In September 2023, the SEC amended its complaint, adding several new tokens, including Axie Infinity Shards (AXS), Filecoin (FIL), Cosmos (ATOM), The Sandbox (SAND), and Decentraland (MANA), to the list of tokens it claimed were unregistered securities. Binance’s legal team pushed back, arguing that these amendments failed to address the fundamental issues raised in the initial case. They contended that the SEC was overreaching by categorizing these assets as securities without offering a clear legal standard for their classification.

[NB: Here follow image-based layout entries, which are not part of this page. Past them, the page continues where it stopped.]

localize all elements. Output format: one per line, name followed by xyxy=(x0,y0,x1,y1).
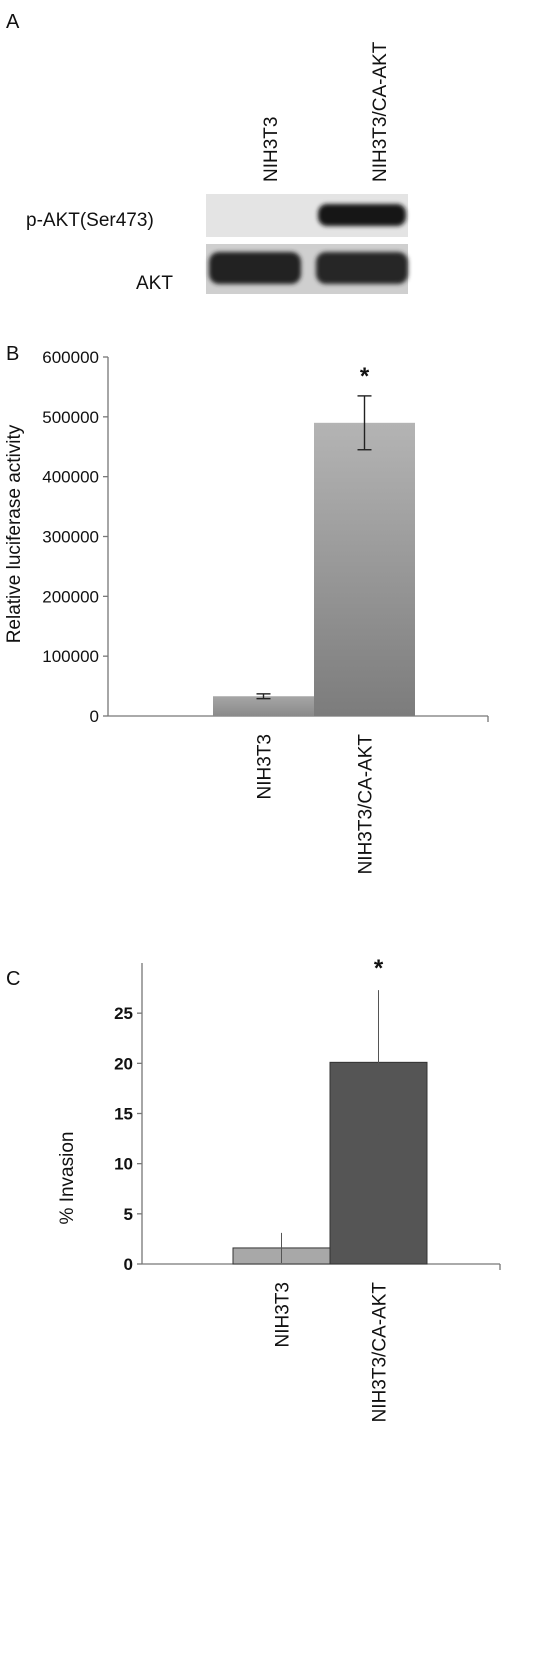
panel-letter-c: C xyxy=(6,968,20,990)
chart-c: 0 5 10 15 20 25 NIH3T3 NIH3T3/CA-AKT * xyxy=(114,955,501,1423)
y-tick-label: 0 xyxy=(124,1255,133,1274)
panel-letter-a: A xyxy=(6,11,20,33)
chart-c-ylabel: % Invasion xyxy=(57,1132,78,1225)
chart-b: 0 100000 200000 300000 400000 500000 600000 NIH… xyxy=(42,348,489,875)
blot-row-label-pakt: p-AKT(Ser473) xyxy=(26,210,154,231)
blot-strip-pakt xyxy=(206,194,408,237)
blot-band-akt-lane2 xyxy=(316,252,408,284)
blot-band-pakt-lane2 xyxy=(318,204,406,226)
y-tick-label: 200000 xyxy=(42,587,99,606)
bar-2 xyxy=(314,422,415,716)
blot-row-label-akt: AKT xyxy=(136,273,173,294)
y-tick-label: 500000 xyxy=(42,408,99,427)
y-tick-label: 5 xyxy=(124,1205,133,1224)
chart-b-ylabel: Relative luciferase activity xyxy=(4,424,25,643)
y-tick-label: 0 xyxy=(90,707,99,726)
y-tick-label: 15 xyxy=(114,1105,133,1124)
blot-strip-akt xyxy=(206,244,408,294)
x-category-label-2: NIH3T3/CA-AKT xyxy=(370,1282,391,1423)
y-tick-label: 10 xyxy=(114,1155,133,1174)
x-category-label-2: NIH3T3/CA-AKT xyxy=(356,734,377,875)
y-tick-label: 400000 xyxy=(42,468,99,487)
y-tick-label: 300000 xyxy=(42,528,99,547)
blot-lane-label-1: NIH3T3 xyxy=(261,117,282,182)
significance-marker: * xyxy=(374,955,384,982)
y-tick-label: 600000 xyxy=(42,348,99,367)
y-tick-label: 100000 xyxy=(42,647,99,666)
blot-lane-label-2: NIH3T3/CA-AKT xyxy=(370,41,391,182)
panel-letter-b: B xyxy=(6,343,19,365)
x-category-label-1: NIH3T3 xyxy=(255,734,276,799)
y-tick-label: 25 xyxy=(114,1004,133,1023)
significance-marker: * xyxy=(360,363,370,390)
x-category-label-1: NIH3T3 xyxy=(273,1282,294,1347)
y-tick-label: 20 xyxy=(114,1054,133,1073)
blot-band-akt-lane1 xyxy=(209,252,301,284)
bar-1 xyxy=(213,696,314,716)
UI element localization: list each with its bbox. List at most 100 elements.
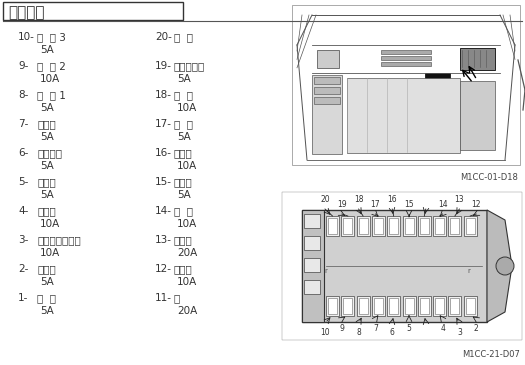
Text: 8-: 8- <box>18 90 28 100</box>
Bar <box>389 218 398 234</box>
Text: 5A: 5A <box>40 306 54 316</box>
Bar <box>404 218 414 234</box>
Polygon shape <box>487 210 512 322</box>
Text: 选  购 1: 选 购 1 <box>37 90 66 100</box>
Text: 开关盒: 开关盒 <box>37 177 56 187</box>
Text: 后  备: 后 备 <box>37 293 56 303</box>
Circle shape <box>496 257 514 275</box>
Bar <box>312 75 342 154</box>
Bar <box>304 214 320 228</box>
Text: 11-: 11- <box>155 293 172 303</box>
Bar <box>359 218 368 234</box>
Bar <box>381 56 431 60</box>
Text: 10-: 10- <box>18 32 35 42</box>
Bar <box>418 296 431 316</box>
Bar <box>450 218 459 234</box>
Text: 20A: 20A <box>177 248 197 258</box>
Text: 5A: 5A <box>40 277 54 287</box>
Text: 喇  叭: 喇 叭 <box>174 206 193 216</box>
Text: r: r <box>467 268 470 274</box>
Text: 6-: 6- <box>18 148 28 158</box>
Text: 5A: 5A <box>40 190 54 200</box>
Bar <box>356 216 370 236</box>
Bar <box>433 216 446 236</box>
Bar <box>466 298 475 314</box>
Bar <box>328 218 337 234</box>
Text: 10A: 10A <box>40 219 60 229</box>
Text: 5A: 5A <box>40 161 54 171</box>
Bar <box>302 210 324 322</box>
Text: 5A: 5A <box>40 45 54 55</box>
Bar <box>448 296 461 316</box>
Text: 15: 15 <box>404 200 414 209</box>
Text: 12: 12 <box>471 200 481 209</box>
Text: 2: 2 <box>474 324 479 333</box>
Bar <box>302 210 487 322</box>
Text: 5A: 5A <box>177 132 191 142</box>
Text: 17-: 17- <box>155 119 172 129</box>
Text: 4-: 4- <box>18 206 28 216</box>
Bar <box>389 298 398 314</box>
Text: 空调机: 空调机 <box>37 119 56 129</box>
Bar <box>403 216 415 236</box>
Text: 20: 20 <box>320 195 330 204</box>
Text: 8: 8 <box>356 328 361 337</box>
Bar <box>314 97 340 104</box>
Text: 7: 7 <box>373 324 378 333</box>
Text: 13-: 13- <box>155 235 172 245</box>
Text: 5-: 5- <box>18 177 28 187</box>
Text: 16-: 16- <box>155 148 172 158</box>
Text: 10A: 10A <box>177 161 197 171</box>
Text: 5A: 5A <box>177 74 191 84</box>
Text: 辉光继电器: 辉光继电器 <box>174 61 205 71</box>
Text: 16: 16 <box>387 195 397 204</box>
Text: 10: 10 <box>320 328 330 337</box>
Text: 备  用: 备 用 <box>174 32 193 42</box>
Text: 室  灯: 室 灯 <box>174 119 193 129</box>
Bar <box>460 48 495 70</box>
Text: 控制器: 控制器 <box>37 264 56 274</box>
Bar <box>343 298 352 314</box>
Text: 电源接通: 电源接通 <box>37 148 62 158</box>
Polygon shape <box>425 73 450 90</box>
Bar <box>341 296 354 316</box>
Text: 17: 17 <box>371 200 380 209</box>
Bar <box>282 192 522 340</box>
Bar <box>372 216 385 236</box>
Bar <box>317 50 339 68</box>
Bar <box>314 77 340 84</box>
Text: 电磁阀: 电磁阀 <box>37 206 56 216</box>
Bar <box>292 5 520 165</box>
Text: 7-: 7- <box>18 119 28 129</box>
Bar <box>381 62 431 66</box>
Text: 13: 13 <box>455 195 464 204</box>
Bar <box>341 216 354 236</box>
Bar <box>403 296 415 316</box>
Text: 发动机控制马达: 发动机控制马达 <box>37 235 81 245</box>
Bar <box>387 216 400 236</box>
Text: 10A: 10A <box>40 74 60 84</box>
Text: 刮水器: 刮水器 <box>174 264 193 274</box>
Text: 点烟器: 点烟器 <box>174 148 193 158</box>
Bar <box>374 298 383 314</box>
Text: 1-: 1- <box>18 293 28 303</box>
Bar <box>420 298 429 314</box>
Bar <box>304 236 320 250</box>
Bar <box>420 218 429 234</box>
Text: 14: 14 <box>438 200 447 209</box>
Text: 14-: 14- <box>155 206 172 216</box>
Bar <box>3 2 183 20</box>
Text: 15-: 15- <box>155 177 172 187</box>
Text: 5: 5 <box>406 324 412 333</box>
Bar <box>326 296 339 316</box>
Text: 12-: 12- <box>155 264 172 274</box>
Bar <box>328 298 337 314</box>
Bar <box>433 296 446 316</box>
Text: 2-: 2- <box>18 264 28 274</box>
Text: r: r <box>324 268 327 274</box>
Text: M1CC-01-D18: M1CC-01-D18 <box>460 173 518 182</box>
Text: M1CC-21-D07: M1CC-21-D07 <box>462 350 520 359</box>
Text: 10A: 10A <box>177 277 197 287</box>
Text: 19: 19 <box>337 200 346 209</box>
Bar <box>387 296 400 316</box>
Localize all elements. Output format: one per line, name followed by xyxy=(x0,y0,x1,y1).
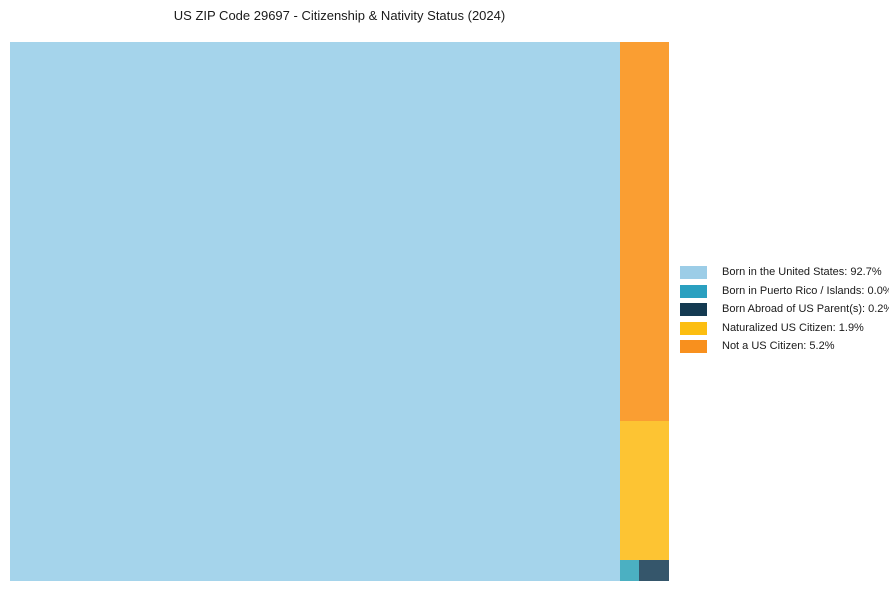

Binance’s Recent Motion: A Pushback on “Blind Transactions” and Legal Definitions

In its November 4 motion, Binance’s legal team reiterated its stance that the SEC’s approach is legally flawed. The defense emphasized that the court had previously acknowledged that crypto assets are not automatically securities. For a transaction to qualify as a securities transaction, Binance argued, it must be proven that the buyer knowingly participated in an investment contract as defined under securities law. Binance contends that the SEC is trying to label “blind” secondary transactions — where buyers are unaware of the seller’s identity — as securities transactions, solely on the grounds that some buyers might expect the tokens’ value to increase.

The legal team accused the SEC of “arbitrarily choosing winners and losers” in the crypto space by failing to define clear guidelines on what constitutes a security. Binance’s defense urged the court to dismiss the amended complaint “with prejudice” — a legal term meaning that the case would be closed permanently, preventing the SEC from filing additional amendments.

The next phase of the case will hinge on how the court interprets the SEC’s stance on crypto regulation. The court’s ultimate decision may influence the treatment of secondary transactions in the crypto market, potentially setting a significant precedent in the ongoing debate over crypto asset regulation in the United States.